|ARTS AND ENTERTAINMENT
By Christina Vardanis
The master of fine arts exhibit at the John Labatt Visual Arts Centre features a collection of works from four first-year master's students representing the culmination of five months of work and countless years of inspiration. The show, titled allispossiblenothingisconfirmed, is an impressive display of diverse themes expressed in equally diverse mediums. From photocopies to slides and TVs to Polaroids, it is a provocative and insightful look into the world, as seen through the eyes of these ambitious young artists.
Christy Thompson contributes two works to the show, cleverly juxtaposing complexity with simplicity, which in turn re-emphasizes the intricacy of the displays. Her choice of mediums creatively accents the perplexity of an otherwise common saying, drawing attention to the puzzles that underlie day-to-day life.
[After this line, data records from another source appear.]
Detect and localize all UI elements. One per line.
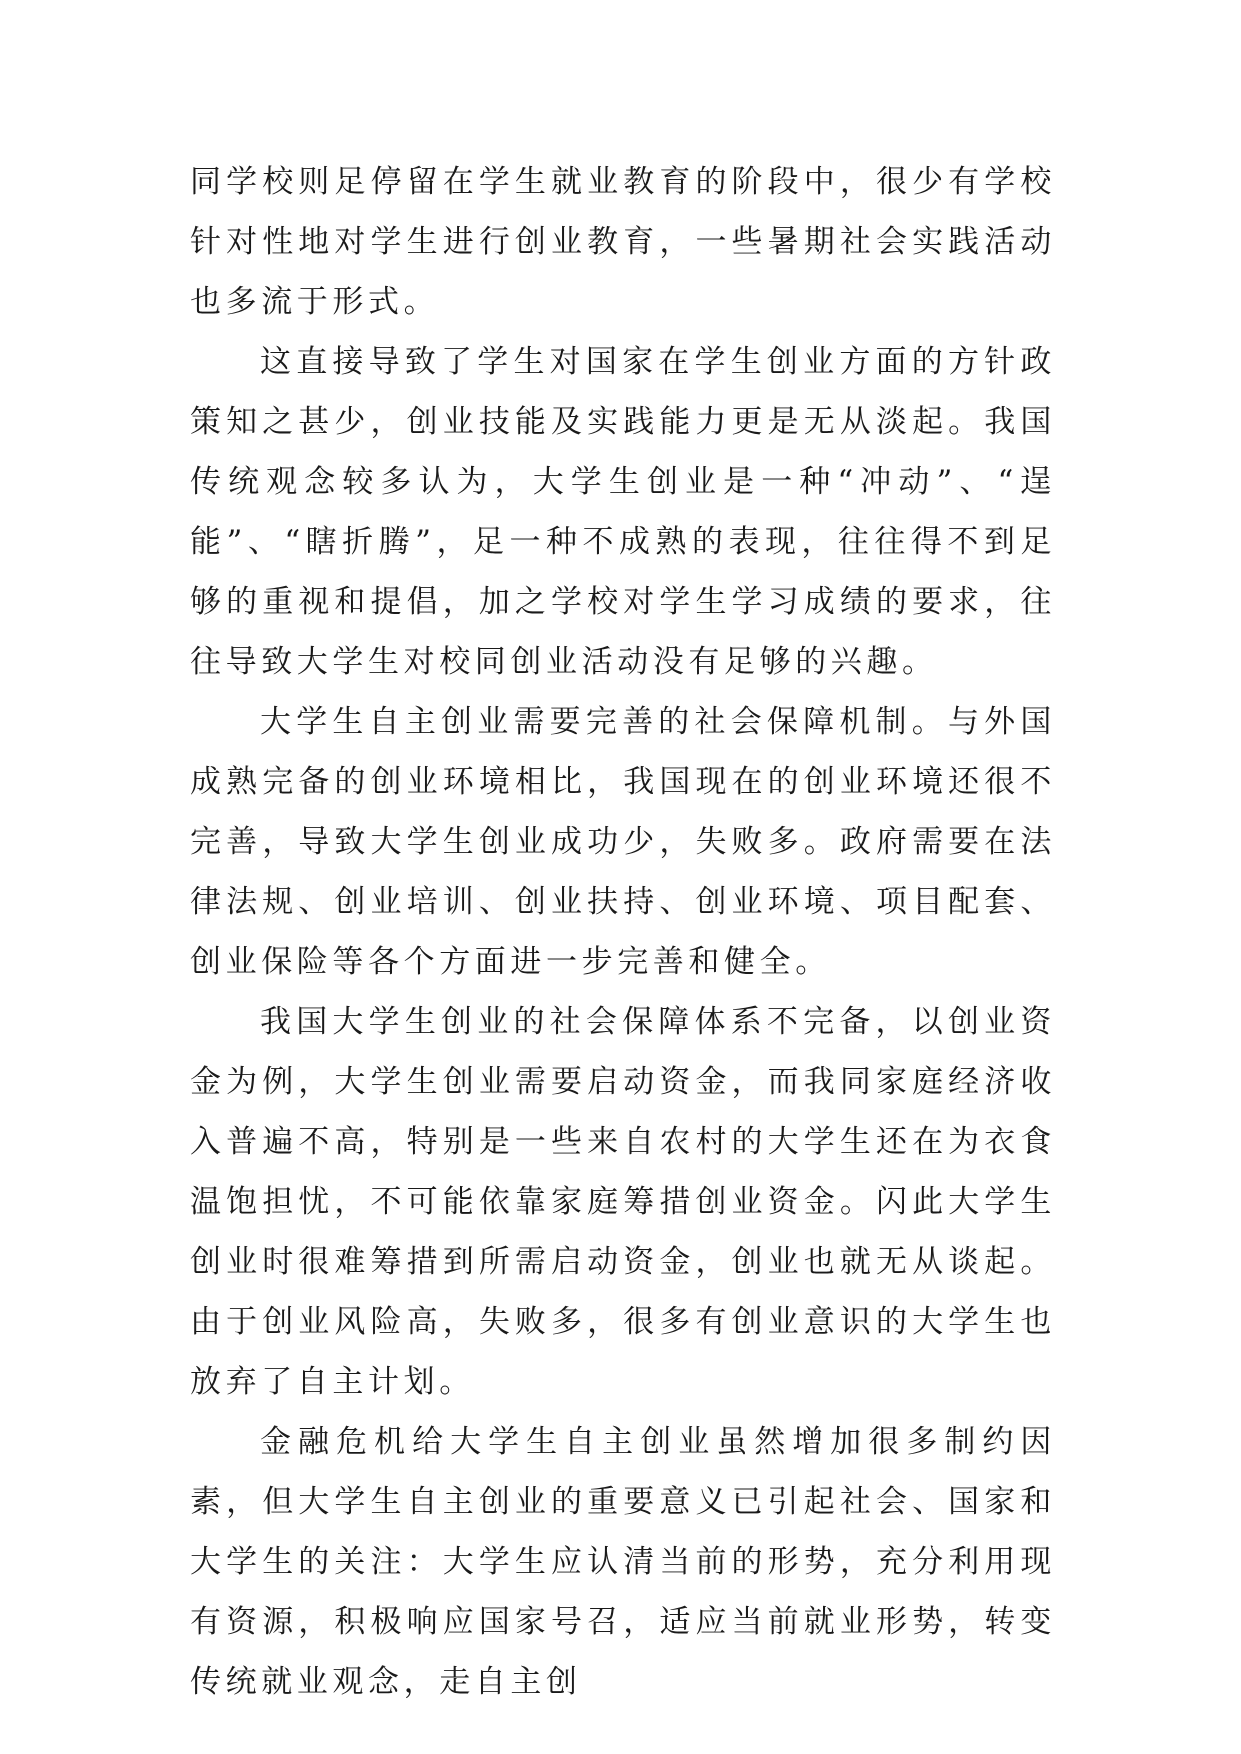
paragraph-2: 这直接导致了学生对国家在学生创业方面的方针政策知之甚少，创业技能及实践能力更是无从淡起。我国传统观念较多认为，大学生创业是一种“冲动”、“逞能”、“瞎折腾”，足一种不成熟的表现，往往得不到足够的重视和提倡，加之学校对学生学习成绩的要求，往往导致大学生对校同创业活动没有足够的兴趣。 <box>190 344 1056 680</box>
paragraph-4: 我国大学生创业的社会保障体系不完备，以创业资金为例，大学生创业需要启动资金，而我同家庭经济收入普遍不高，特别是一些来自农村的大学生还在为衣食温饱担忧，不可能依靠家庭筹措创业资金。闪此大学生创业时很难筹措到所需启动资金，创业也就无从谈起。由于创业风险高，失败多，很多有创业意识的大学生也放弃了自主计划。 <box>190 1004 1056 1400</box>
body-text <box>190 152 1056 1712</box>
paragraph-5: 金融危机给大学生自主创业虽然增加很多制约因素，但大学生自主创业的重要意义已引起社会、国家和大学生的关注：大学生应认清当前的形势，充分利用现有资源，积极响应国家号召，适应当前就业形势，转变传统就业观念，走自主创 <box>190 1424 1056 1700</box>
paragraph-1: 同学校则足停留在学生就业教育的阶段中，很少有学校针对性地对学生进行创业教育，一些暑期社会实践活动也多流于形式。 <box>190 164 1056 320</box>
paragraph-3: 大学生自主创业需要完善的社会保障机制。与外国成熟完备的创业环境相比，我国现在的创业环境还很不完善，导致大学生创业成功少，失败多。政府需要在法律法规、创业培训、创业扶持、创业环境、项目配套、创业保险等各个方面进一步完善和健全。 <box>190 704 1056 980</box>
Fourth-year fine arts student Kelly Brady expressed great admiration for the work of Marc Labreche, whom she said "used a monochromatic style, effects of layering, collage and a grand size to create a picture that draws you in and loses you in its intrigue." His two multimedia works employ things such as photocopies and duct tape to create scenes of depth, with images popping out from every shadow.
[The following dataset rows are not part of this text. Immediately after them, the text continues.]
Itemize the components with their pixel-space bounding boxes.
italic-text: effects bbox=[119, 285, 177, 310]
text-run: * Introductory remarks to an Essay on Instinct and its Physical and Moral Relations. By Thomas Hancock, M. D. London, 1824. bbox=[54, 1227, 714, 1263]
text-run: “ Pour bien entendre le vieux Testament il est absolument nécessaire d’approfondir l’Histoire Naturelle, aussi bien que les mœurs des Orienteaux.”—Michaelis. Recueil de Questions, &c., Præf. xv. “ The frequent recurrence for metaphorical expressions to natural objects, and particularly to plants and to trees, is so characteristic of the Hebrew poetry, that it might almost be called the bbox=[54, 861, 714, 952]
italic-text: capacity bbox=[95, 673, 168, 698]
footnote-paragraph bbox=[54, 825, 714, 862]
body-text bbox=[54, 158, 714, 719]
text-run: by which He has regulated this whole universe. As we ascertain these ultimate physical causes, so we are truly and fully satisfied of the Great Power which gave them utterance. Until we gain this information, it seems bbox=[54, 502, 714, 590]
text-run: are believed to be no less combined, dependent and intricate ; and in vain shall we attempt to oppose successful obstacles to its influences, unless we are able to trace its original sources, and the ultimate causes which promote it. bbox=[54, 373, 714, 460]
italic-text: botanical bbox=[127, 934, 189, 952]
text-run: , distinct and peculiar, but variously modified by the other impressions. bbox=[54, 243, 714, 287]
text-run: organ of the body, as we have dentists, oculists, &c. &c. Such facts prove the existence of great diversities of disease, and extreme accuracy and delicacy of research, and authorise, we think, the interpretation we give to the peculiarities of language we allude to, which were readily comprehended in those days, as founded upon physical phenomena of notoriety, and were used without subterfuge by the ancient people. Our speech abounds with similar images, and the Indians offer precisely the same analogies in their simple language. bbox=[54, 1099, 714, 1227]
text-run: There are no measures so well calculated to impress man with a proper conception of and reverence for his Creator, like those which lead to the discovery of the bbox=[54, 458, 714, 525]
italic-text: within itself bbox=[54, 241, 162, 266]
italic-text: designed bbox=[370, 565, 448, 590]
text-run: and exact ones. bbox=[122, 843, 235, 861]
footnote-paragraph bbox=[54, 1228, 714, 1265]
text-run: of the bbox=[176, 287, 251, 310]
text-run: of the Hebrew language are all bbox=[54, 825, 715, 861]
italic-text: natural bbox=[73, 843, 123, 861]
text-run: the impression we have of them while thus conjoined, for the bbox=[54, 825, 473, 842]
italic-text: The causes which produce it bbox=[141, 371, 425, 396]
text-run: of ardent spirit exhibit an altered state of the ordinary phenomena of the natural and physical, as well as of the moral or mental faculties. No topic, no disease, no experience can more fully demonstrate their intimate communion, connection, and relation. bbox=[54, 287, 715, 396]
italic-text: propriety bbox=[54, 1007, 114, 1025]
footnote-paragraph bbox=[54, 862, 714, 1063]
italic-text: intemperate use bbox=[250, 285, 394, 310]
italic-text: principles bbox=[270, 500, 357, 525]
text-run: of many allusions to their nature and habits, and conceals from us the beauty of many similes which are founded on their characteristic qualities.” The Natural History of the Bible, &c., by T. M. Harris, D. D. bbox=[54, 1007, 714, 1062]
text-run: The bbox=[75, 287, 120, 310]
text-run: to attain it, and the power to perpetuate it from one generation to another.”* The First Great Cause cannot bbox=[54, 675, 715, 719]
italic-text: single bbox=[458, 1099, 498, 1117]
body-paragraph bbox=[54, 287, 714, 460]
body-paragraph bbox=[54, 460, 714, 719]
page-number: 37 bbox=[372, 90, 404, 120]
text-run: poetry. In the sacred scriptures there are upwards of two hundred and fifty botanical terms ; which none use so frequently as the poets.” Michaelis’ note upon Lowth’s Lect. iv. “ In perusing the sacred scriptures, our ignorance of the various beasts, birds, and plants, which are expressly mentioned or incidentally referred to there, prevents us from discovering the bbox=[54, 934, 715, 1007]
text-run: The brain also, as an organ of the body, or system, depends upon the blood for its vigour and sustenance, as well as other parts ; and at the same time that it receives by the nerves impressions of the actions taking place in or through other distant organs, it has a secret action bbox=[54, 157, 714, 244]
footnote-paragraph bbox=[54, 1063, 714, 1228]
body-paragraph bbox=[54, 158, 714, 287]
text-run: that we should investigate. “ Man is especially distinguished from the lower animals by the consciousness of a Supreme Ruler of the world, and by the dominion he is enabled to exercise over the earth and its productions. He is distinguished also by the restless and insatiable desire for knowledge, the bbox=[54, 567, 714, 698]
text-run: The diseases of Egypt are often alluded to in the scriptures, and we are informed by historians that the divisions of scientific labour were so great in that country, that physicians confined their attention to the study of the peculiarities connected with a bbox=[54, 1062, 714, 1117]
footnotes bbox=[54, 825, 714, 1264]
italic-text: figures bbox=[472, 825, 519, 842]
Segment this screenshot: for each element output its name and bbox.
Shinobu Akimoto's "Secretary Project" depicts the sacred serenity in repetition, as she recorded the daily gatherings at subway stations in Japan, Tokyo and Victoria, as well as daily trips to her locker on her way to work. Her examination into the monotony of life creates a feeling of isolation and connectedness through the participation in the same ritual. She also displays records, written in Japanese, which represent pertinent information but in unreadable Japanese symbols. This is a fascinating representation of the value society has put in documents, that ultimately can not represent one's value.
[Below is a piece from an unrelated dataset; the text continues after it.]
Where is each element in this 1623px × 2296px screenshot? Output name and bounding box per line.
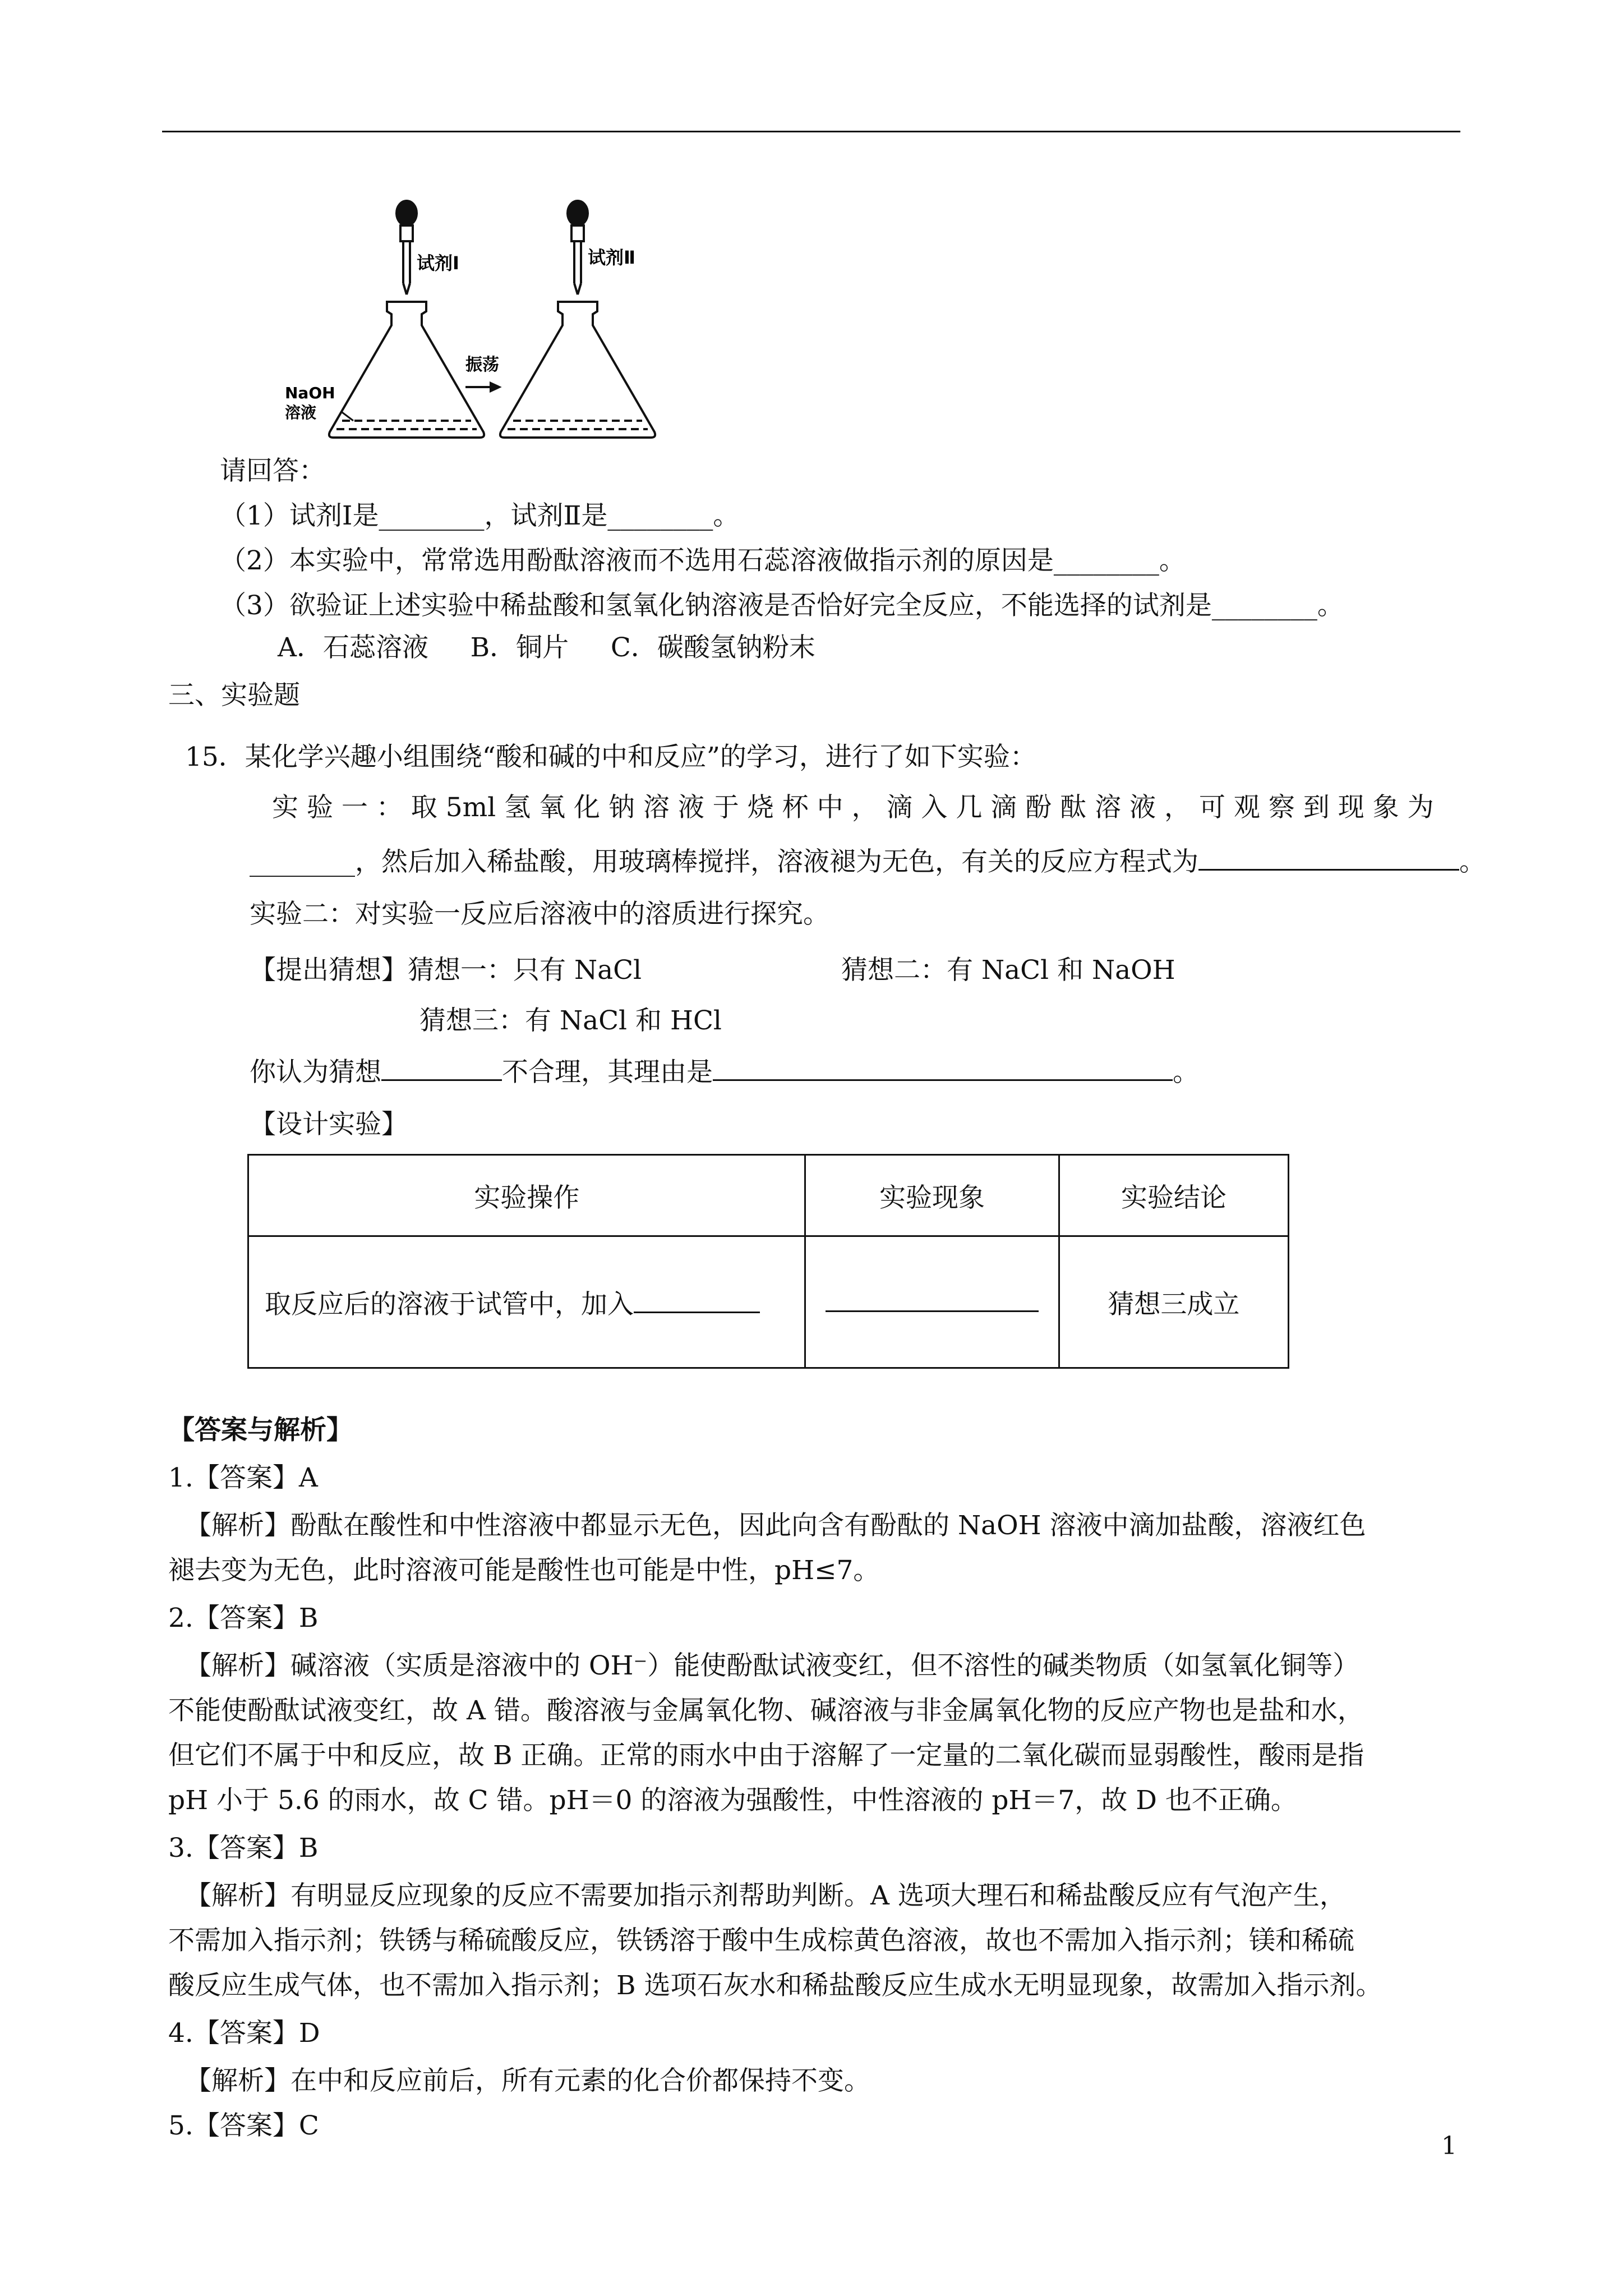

Slides and video are the mediums Christine Shaw chose to work with. The slide show is an examination of distortion, as she transforms Polaroids to slides and then presents them on a concave brick wall. She sights her goal is to have the viewer overwhelmed by the gestures she presents. Some images are slightly recognizable while others are not, leaving much to the viewer's imagination and interpretation. Her video show consists of multiple TVs all playing in silence and yet together they convey both sound and emotion. She bombards the viewer with images that, as she describes it, "juxtapose expulsions of anger with control," in a fascinating way.
This exhibition is a very impressive display of talent that can be enjoyed by any and every student. Alison Middaugh, a fourth-year fine arts student says, "being an artist, it is exhibitions like these that push you to expand in your own work." The provocative allispossiblenothingisconfirmed is on display until Feb. 26, with gallery hours from 11-4 p.m. weekdays.